Mice were immunized 12 weeks after tamoxifen administration at the age of 15–16 weeks. MOG35-55/CFA was prepared by mixing 1 mg/ml MOG35-55 (GenScript) in PBS with Complete Freund’s Adjuvants (CFA, BD Biosciences) containing mycobacterium tuberculosis H37RA (BD Biosciences). 50 μg of the MOG35-55/CFA emulsion were injected subcutaneously into the tail base. Mice were also injected intraperitoneally with 150 ng pertussis toxin (List Biological Laboratories) in PBS at the day of immunization and two days later.

Mice were weighed daily and clinical scores were documented as follows: 0 - no disease; 0.5 - limb tail; 1 - paralyzed tail; 1.5 - weakened righting reflex; 2 - no righting reflex; 3 - partial paralysis of hind legs; 3.5 - paralysis of one hind leg; 4 - paralysis of both hind legs.

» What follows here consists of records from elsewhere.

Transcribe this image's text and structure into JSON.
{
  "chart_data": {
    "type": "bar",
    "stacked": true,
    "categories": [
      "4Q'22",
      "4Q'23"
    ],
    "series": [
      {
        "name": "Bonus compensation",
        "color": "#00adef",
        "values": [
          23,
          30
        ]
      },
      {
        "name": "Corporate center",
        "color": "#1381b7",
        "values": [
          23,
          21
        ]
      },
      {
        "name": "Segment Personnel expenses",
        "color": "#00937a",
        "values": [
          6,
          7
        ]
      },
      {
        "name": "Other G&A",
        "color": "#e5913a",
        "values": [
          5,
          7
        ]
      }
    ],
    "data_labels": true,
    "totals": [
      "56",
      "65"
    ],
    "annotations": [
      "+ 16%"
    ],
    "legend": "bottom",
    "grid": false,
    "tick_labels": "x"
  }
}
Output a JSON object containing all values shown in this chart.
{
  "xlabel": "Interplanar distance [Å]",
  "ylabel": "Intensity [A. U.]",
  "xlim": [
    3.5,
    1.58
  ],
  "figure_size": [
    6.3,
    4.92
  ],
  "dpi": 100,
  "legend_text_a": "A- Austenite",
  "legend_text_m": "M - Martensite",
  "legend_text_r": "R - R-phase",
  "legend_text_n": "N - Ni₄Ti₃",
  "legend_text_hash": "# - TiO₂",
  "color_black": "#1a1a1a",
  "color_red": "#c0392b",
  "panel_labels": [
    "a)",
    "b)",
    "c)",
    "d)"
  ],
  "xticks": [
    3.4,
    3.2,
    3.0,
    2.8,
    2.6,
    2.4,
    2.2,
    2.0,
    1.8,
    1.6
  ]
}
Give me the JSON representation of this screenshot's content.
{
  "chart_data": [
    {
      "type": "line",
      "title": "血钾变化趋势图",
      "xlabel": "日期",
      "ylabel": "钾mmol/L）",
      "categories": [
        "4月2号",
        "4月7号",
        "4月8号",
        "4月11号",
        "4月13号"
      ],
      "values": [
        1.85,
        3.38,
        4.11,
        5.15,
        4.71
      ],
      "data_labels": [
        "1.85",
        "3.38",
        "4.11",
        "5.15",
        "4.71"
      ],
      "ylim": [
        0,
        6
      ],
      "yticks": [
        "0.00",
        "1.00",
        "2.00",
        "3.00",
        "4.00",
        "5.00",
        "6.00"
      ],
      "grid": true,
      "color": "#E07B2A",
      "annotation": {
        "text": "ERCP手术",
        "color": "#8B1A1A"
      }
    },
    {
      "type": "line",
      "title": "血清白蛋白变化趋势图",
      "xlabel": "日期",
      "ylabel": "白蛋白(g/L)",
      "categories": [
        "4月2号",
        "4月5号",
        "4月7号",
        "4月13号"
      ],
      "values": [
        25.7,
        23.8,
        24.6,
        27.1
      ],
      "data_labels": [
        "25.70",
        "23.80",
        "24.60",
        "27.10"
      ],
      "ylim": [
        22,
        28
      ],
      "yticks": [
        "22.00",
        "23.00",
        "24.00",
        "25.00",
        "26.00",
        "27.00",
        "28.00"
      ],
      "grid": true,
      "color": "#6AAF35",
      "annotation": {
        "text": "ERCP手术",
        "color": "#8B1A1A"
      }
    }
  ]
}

LPS-induced neuroinflammation

LPS (from Salmonella typhimurium, Sigma-Aldrich) was solved in PBS at a concentration of 0.2 mg/ml. Mice were injected 12 weeks after tamoxifen administration at the age of 15–16 weeks with 1 mg/kg LPS intraperitoneally and were sacrificed 24 h later.

Statistics

Statistical analyses were performed with Prism v10 software (GraphPad). Values are shown as mean ± standard error of the mean (SEM) unless indicated otherwise. P values were considered significant with * p < 0.05, ** p < 0.01, *** p < 0.001 and **** p < 0.0001.